— Как смеешь ты, боярин, не пускать к царю брата его? — набросился он на Захарьина. — Как дерзаешь ты противиться ему? Он государю своему добра желает! Он утешить его хочет, он брат ему… Бога ты не боишься, Василий! А и тебе ответ перед Ним держать…
— Пошёл ты отсюда, поп, вон! — тихо, скрипнув от ярости зубами, проговорил ему в ответ Василий Захарьин. — Моли Бога, что не прикончили мы тебя ещё, изменника царского… Смотри, поп! Уже доиграешься, пеняй тогда на себя… Эй, стража! Пропустите святого Отца! Его люди ко всенощной ждут…
Опять принесли святое распятие, опять встали у аналоя князь Иван Мстиславский да князь Владимир Воротынский, а рядом с ними дьяк Иван Висковатый с духовною царскою в руках. И потянулись к присяге все, кто отказался накануне присягать, и целовали крест, и тем клялись служить верой-правдою наследнику престола московского малолетнему царевичу Димитрию и царице — матери его. Молча прикладывались они губами к распятию и длинному свитку с царским завещанием и, перекрестившись, молча же отходили прочь, уступая место другим. Ни слова бранного, ни звука мятежного не было произнесено в той длинной череде присягавших, доколе последний из них не подошёл ко кресту. А последним был князь Иван Турунтай-Пронский, известный горячим норовом своим. Ударил он в сердцах высокою шапкою боярской об пол и не удержался, попрекнул князя Владимира Воротынского, прежде чем приложиться к кресту:
— Ты-то, князь, как при таком деле оказался? Совесть-то у тебя есть или нет? И отец твой был первый изменник, и ты сам, ведомо всем, государю нашему изменял, да не раз, в малолетство его. А теперь ты — и стоишь у креста?

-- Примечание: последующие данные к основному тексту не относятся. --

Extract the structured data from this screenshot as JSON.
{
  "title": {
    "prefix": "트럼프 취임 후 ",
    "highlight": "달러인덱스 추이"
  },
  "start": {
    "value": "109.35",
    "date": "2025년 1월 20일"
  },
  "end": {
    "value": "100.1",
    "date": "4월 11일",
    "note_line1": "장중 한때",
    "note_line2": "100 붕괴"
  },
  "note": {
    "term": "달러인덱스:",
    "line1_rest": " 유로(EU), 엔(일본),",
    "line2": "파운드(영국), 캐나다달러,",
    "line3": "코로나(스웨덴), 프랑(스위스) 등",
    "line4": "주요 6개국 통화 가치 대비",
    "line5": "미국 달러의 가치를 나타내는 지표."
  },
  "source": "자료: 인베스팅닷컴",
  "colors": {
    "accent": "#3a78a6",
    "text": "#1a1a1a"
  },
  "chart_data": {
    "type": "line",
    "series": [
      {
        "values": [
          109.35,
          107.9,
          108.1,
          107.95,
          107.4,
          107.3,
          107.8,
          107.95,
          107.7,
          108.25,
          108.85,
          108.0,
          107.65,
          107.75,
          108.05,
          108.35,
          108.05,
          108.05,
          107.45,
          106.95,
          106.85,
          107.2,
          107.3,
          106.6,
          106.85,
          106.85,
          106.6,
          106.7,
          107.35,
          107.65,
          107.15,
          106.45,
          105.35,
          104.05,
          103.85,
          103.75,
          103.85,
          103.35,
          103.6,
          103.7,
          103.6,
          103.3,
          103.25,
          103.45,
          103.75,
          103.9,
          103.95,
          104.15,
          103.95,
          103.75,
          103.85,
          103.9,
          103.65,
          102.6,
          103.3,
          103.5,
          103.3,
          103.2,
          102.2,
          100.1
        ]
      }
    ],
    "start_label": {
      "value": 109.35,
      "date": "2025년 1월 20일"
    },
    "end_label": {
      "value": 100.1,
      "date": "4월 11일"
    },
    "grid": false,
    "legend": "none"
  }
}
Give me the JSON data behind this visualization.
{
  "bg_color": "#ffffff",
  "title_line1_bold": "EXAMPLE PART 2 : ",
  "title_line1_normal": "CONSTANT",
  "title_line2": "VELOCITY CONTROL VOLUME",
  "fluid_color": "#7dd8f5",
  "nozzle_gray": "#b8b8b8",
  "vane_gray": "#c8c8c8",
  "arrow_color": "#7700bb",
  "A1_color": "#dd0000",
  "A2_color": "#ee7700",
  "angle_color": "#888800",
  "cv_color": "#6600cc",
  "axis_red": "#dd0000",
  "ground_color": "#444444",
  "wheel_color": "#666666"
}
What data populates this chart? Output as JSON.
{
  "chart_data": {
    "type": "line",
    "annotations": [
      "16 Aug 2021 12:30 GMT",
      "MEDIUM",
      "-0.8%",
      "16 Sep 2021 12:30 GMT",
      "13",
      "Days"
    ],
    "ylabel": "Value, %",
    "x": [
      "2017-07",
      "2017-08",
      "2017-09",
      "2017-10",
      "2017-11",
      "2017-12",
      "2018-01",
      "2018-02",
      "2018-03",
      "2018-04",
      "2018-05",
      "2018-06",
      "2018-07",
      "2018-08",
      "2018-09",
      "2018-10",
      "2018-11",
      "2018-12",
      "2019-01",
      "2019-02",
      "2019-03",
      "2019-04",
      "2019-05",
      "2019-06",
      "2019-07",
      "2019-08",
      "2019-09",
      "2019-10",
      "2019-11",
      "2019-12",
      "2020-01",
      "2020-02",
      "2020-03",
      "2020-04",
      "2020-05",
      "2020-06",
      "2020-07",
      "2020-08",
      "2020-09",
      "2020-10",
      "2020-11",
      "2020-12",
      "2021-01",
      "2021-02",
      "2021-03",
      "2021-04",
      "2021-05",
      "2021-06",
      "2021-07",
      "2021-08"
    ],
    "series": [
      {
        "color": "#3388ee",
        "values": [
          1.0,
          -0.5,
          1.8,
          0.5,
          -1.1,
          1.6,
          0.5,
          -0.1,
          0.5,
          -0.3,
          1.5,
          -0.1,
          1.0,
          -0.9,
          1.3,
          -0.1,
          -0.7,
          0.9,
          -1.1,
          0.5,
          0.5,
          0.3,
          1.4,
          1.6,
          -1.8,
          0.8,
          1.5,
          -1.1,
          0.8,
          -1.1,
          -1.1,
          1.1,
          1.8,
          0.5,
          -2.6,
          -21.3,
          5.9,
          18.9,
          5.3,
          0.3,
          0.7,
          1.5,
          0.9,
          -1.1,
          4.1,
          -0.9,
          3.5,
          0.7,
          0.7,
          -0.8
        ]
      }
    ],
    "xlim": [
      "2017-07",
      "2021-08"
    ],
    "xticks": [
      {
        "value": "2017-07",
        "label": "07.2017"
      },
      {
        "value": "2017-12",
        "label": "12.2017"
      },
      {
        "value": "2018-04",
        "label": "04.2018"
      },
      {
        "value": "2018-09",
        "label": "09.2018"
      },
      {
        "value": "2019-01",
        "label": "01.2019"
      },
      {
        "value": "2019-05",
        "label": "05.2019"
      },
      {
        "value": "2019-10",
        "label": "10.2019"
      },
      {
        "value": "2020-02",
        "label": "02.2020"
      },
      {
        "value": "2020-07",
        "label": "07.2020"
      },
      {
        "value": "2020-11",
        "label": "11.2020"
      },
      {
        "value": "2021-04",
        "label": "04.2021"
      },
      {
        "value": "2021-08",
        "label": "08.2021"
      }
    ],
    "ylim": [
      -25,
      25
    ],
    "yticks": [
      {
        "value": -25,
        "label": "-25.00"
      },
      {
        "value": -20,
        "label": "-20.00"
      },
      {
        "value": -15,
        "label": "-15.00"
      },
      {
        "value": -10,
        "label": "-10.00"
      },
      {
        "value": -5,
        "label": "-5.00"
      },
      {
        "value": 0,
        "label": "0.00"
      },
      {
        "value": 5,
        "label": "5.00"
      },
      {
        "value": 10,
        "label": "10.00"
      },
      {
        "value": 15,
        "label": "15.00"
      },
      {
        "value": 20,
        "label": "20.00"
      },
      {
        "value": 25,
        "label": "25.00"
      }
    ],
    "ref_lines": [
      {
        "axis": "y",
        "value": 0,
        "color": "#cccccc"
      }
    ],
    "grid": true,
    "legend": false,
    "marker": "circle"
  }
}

— Да, князь Иван! Я изменник, а ты верный, — отвечал ему душеприказчик царский. — А только я прощённый изменник! И ныне я требую от тебя клятвы быть верным государю нашему и сыну его. А ты праведен, а не хочешь дать её! Так кто из нас изменник истинный — я или ты?

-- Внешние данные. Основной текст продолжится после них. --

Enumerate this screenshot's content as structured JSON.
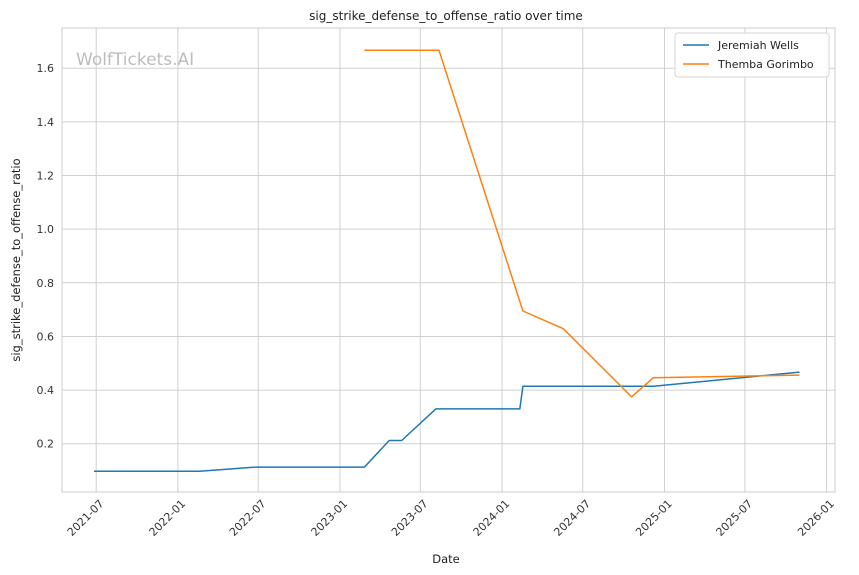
{
  "chart_data": {
    "type": "line",
    "title": "sig_strike_defense_to_offense_ratio over time",
    "xlabel": "Date",
    "ylabel": "sig_strike_defense_to_offense_ratio",
    "watermark": "WolfTickets.AI",
    "xlim": [
      "2021-04-15",
      "2026-01-20"
    ],
    "ylim": [
      0.02,
      1.75
    ],
    "x_ticks": [
      "2021-07",
      "2022-01",
      "2022-07",
      "2023-01",
      "2023-07",
      "2024-01",
      "2024-07",
      "2025-01",
      "2025-07",
      "2026-01"
    ],
    "x_tick_dates": [
      "2021-07-01",
      "2022-01-01",
      "2022-07-01",
      "2023-01-01",
      "2023-07-01",
      "2024-01-01",
      "2024-07-01",
      "2025-01-01",
      "2025-07-01",
      "2026-01-01"
    ],
    "y_ticks": [
      0.2,
      0.4,
      0.6,
      0.8,
      1.0,
      1.2,
      1.4,
      1.6
    ],
    "y_tick_labels": [
      "0.2",
      "0.4",
      "0.6",
      "0.8",
      "1.0",
      "1.2",
      "1.4",
      "1.6"
    ],
    "grid": true,
    "legend_position": "top-right",
    "series": [
      {
        "name": "Jeremiah Wells",
        "color": "#1f77b4",
        "points": [
          {
            "x": "2021-06-26",
            "y": 0.097
          },
          {
            "x": "2022-02-19",
            "y": 0.097
          },
          {
            "x": "2022-06-25",
            "y": 0.113
          },
          {
            "x": "2023-02-25",
            "y": 0.113
          },
          {
            "x": "2023-04-22",
            "y": 0.212
          },
          {
            "x": "2023-05-20",
            "y": 0.212
          },
          {
            "x": "2023-08-05",
            "y": 0.33
          },
          {
            "x": "2024-02-10",
            "y": 0.33
          },
          {
            "x": "2024-02-17",
            "y": 0.414
          },
          {
            "x": "2024-12-07",
            "y": 0.414
          },
          {
            "x": "2025-11-01",
            "y": 0.467
          }
        ]
      },
      {
        "name": "Themba Gorimbo",
        "color": "#ff7f0e",
        "points": [
          {
            "x": "2023-02-25",
            "y": 1.667
          },
          {
            "x": "2023-08-12",
            "y": 1.667
          },
          {
            "x": "2024-02-17",
            "y": 0.695
          },
          {
            "x": "2024-05-18",
            "y": 0.629
          },
          {
            "x": "2024-10-19",
            "y": 0.375
          },
          {
            "x": "2024-12-07",
            "y": 0.446
          },
          {
            "x": "2025-11-01",
            "y": 0.456
          }
        ]
      }
    ]
  }
}
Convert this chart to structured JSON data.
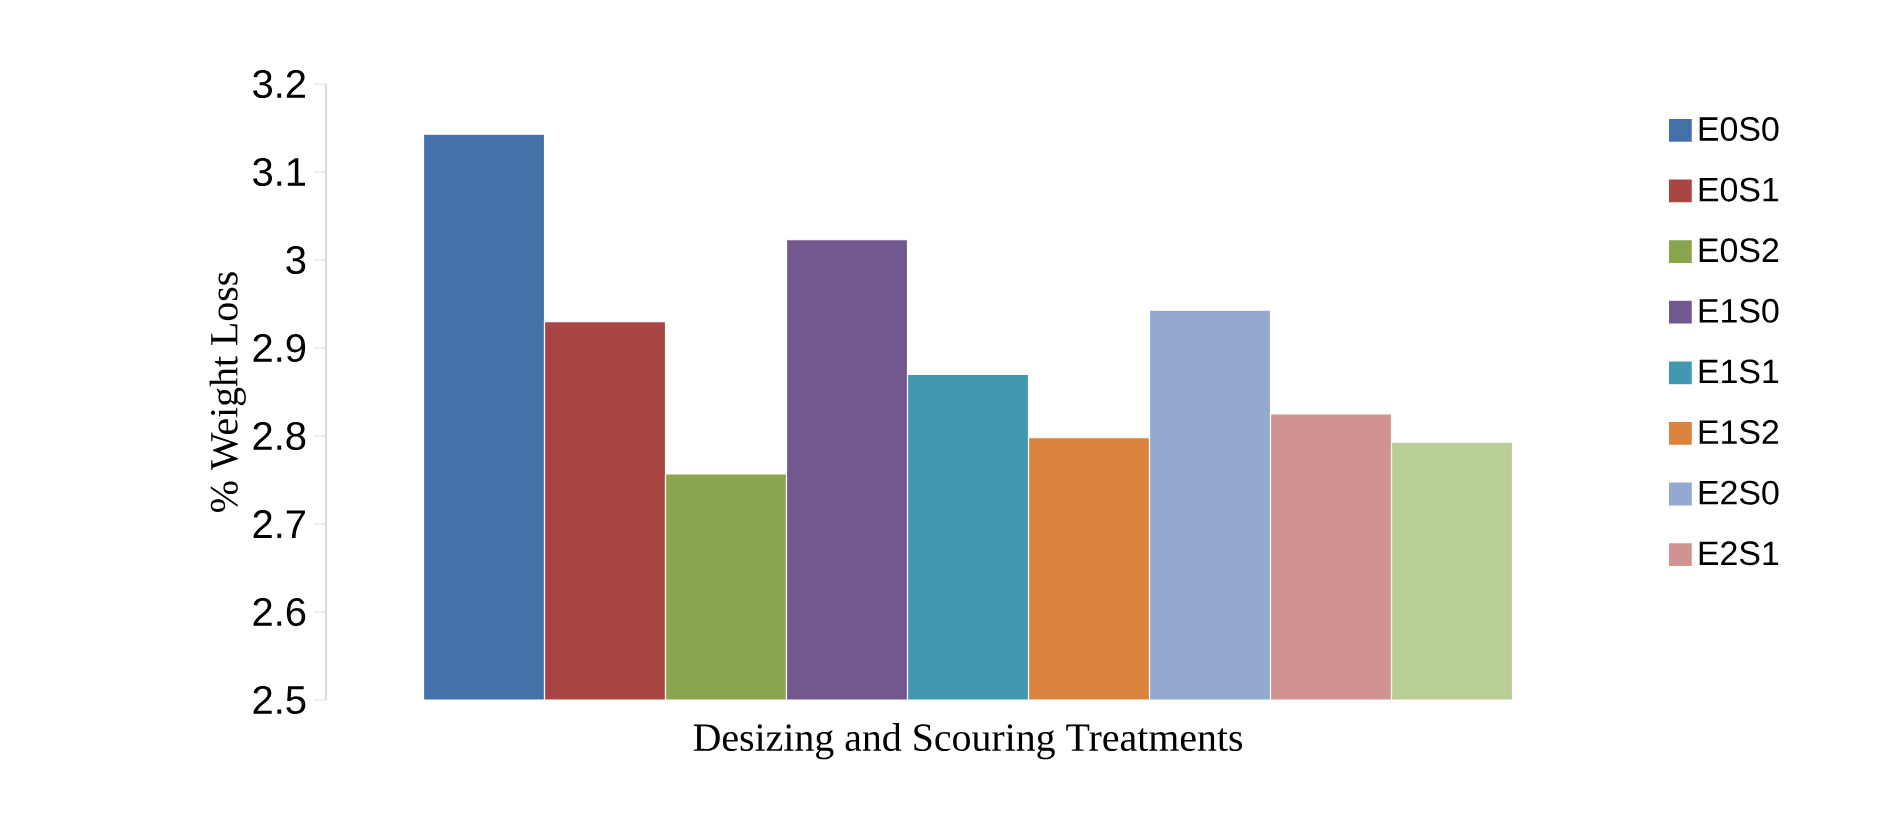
{
  "chart_data": {
    "type": "bar",
    "xlabel": "Desizing and Scouring Treatments",
    "ylabel": "% Weight Loss",
    "categories": [
      null
    ],
    "series": [
      {
        "name": "E0S0",
        "color": "#4472a8",
        "values": [
          3.143
        ]
      },
      {
        "name": "E0S1",
        "color": "#a94543",
        "values": [
          2.93
        ]
      },
      {
        "name": "E0S2",
        "color": "#89a54e",
        "values": [
          2.757
        ]
      },
      {
        "name": "E1S0",
        "color": "#71588f",
        "values": [
          3.023
        ]
      },
      {
        "name": "E1S1",
        "color": "#4198af",
        "values": [
          2.87
        ]
      },
      {
        "name": "E1S2",
        "color": "#db843d",
        "values": [
          2.798
        ]
      },
      {
        "name": "E2S0",
        "color": "#93a9cf",
        "values": [
          2.943
        ]
      },
      {
        "name": "E2S1",
        "color": "#d19392",
        "values": [
          2.825
        ]
      },
      {
        "color": "#b9cd96",
        "values": [
          2.793
        ]
      }
    ],
    "ylim": [
      2.5,
      3.2
    ],
    "yticks": [
      2.5,
      2.6,
      2.7,
      2.8,
      2.9,
      3,
      3.1,
      3.2
    ],
    "legend": "right",
    "grid": false
  }
}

А едва кончилась присяга тех, кто был в столовой палате, появились и те, кого уже никто не ждал. Ещё накануне стало известно, что князь Дмитрий Курлятев и казначей царский Никита Фуников присягать отказались, сославшись на тяжёлую болезнь, а потому-де и невозможность по слабости и немощи своей прибыть во дворец. Никто, конечно, не поверил ни тому, ни другому. А только верь не верь — а что толку? На нет- и суда нет. Занедужили они, ближний советник и казначей государевы, в постели лежат, как их, расслабленных, оттуда извлечёшь? А оказалось, и извлекать не надо было: вот они, сами прибыли, хитрецы лукавые, во дворец, видно прослышав, как оборачиваются дела. Ну, а для порядку, конечно, и тот и другой не вошли, а мало что не вползли в палату дворцовую, опираясь на плечи слуг своих. Пусть, мол, знают все об усердии их к службе государевой! Уж коли дошло дело до такой крайности, то и болезнь им не в болезнь…

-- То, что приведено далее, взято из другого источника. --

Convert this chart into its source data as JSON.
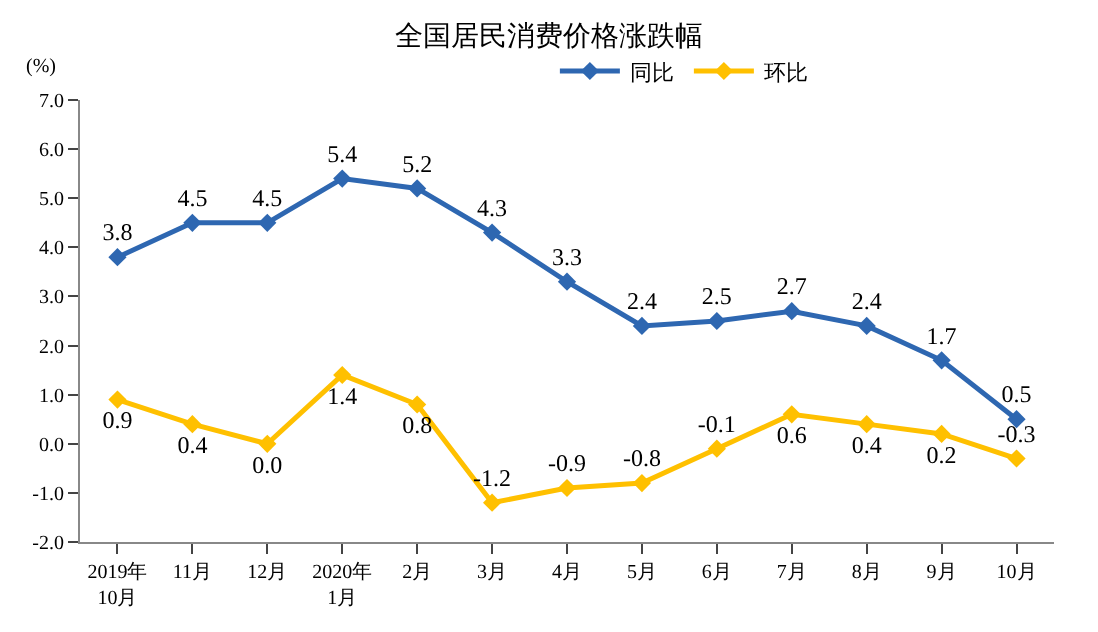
{
  "chart_data": {
    "type": "line",
    "title": "全国居民消费价格涨跌幅",
    "ylabel": "(%)",
    "categories": [
      "2019年\n10月",
      "11月",
      "12月",
      "2020年\n1月",
      "2月",
      "3月",
      "4月",
      "5月",
      "6月",
      "7月",
      "8月",
      "9月",
      "10月"
    ],
    "series": [
      {
        "name": "同比",
        "color": "#2e67b1",
        "values": [
          3.8,
          4.5,
          4.5,
          5.4,
          5.2,
          4.3,
          3.3,
          2.4,
          2.5,
          2.7,
          2.4,
          1.7,
          0.5
        ],
        "value_labels": [
          "3.8",
          "4.5",
          "4.5",
          "5.4",
          "5.2",
          "4.3",
          "3.3",
          "2.4",
          "2.5",
          "2.7",
          "2.4",
          "1.7",
          "0.5"
        ]
      },
      {
        "name": "环比",
        "color": "#ffc000",
        "values": [
          0.9,
          0.4,
          0.0,
          1.4,
          0.8,
          -1.2,
          -0.9,
          -0.8,
          -0.1,
          0.6,
          0.4,
          0.2,
          -0.3
        ],
        "value_labels": [
          "0.9",
          "0.4",
          "0.0",
          "1.4",
          "0.8",
          "-1.2",
          "-0.9",
          "-0.8",
          "-0.1",
          "0.6",
          "0.4",
          "0.2",
          "-0.3"
        ]
      }
    ],
    "ylim": [
      -2,
      7
    ],
    "yticks": [
      {
        "value": -2,
        "label": "-2.0"
      },
      {
        "value": -1,
        "label": "-1.0"
      },
      {
        "value": 0,
        "label": "0.0"
      },
      {
        "value": 1,
        "label": "1.0"
      },
      {
        "value": 2,
        "label": "2.0"
      },
      {
        "value": 3,
        "label": "3.0"
      },
      {
        "value": 4,
        "label": "4.0"
      },
      {
        "value": 5,
        "label": "5.0"
      },
      {
        "value": 6,
        "label": "6.0"
      },
      {
        "value": 7,
        "label": "7.0"
      }
    ],
    "legend": "top",
    "marker": "diamond",
    "line_style": "solid"
  }
}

И на том и утих мятеж боярский. Разбрелись, разъехались бояре по домам своим. Покинула государевы покои стража, гремя оружием и стуча сапогами по лестницам и переходам дворцовым. И опять настала в земле Московской тишина.
Но тишина та была обманчивой. Никто из сильных мира сего не был на Москве спокоен и в эту, вторую ночь болезни царской. Все ждали его смерти. Привалилась у постели умирающего безутешная царица Анастасия Романовна, не сомкнувшая глаз ни в прошлую, ни в эту ночь, охраняя покой супруга своего. Молча сидели в углу царской опочивальни угрюмые братья Захарьины, ожидая кончины своего царственного зятя, и страшась будущего, и готовясь перенять всю силу и власть в державе Российской в свои хоть и ухватистые, но не окрепшие ещё руки. Метался от стены к стене у себя в палатах князь Владимир Андреевич, обманутый в мечтах и надеждах своих. И шипела, и исходила злобой, и проклинала всех недругов своих мать его, княгиня Евфросинья, вспоминая, сколько же горя и зла пришлось им, Старицким, вытерпеть от них: и от покойного отца царя Ивана, и от беспутной матери его, Елены Глинской, и от вероломного и безжалостного полюбовника её, князя Телепнёва-Овчины, да и от самого Ивана, Бог ему судья. И сокрушались, и горевали, и страшились неминуемой кары себе мятежные бояре, всё равно умрёт ли царь или не умрёт. А те, кто в первый же вечер присягнул, — те, напротив, прикидывали в уме возможные выгоды свои и лелеяли в сердце надежду на новые милости и пожалования от младенца-царя, а вернее, от всемогущей теперь его родни.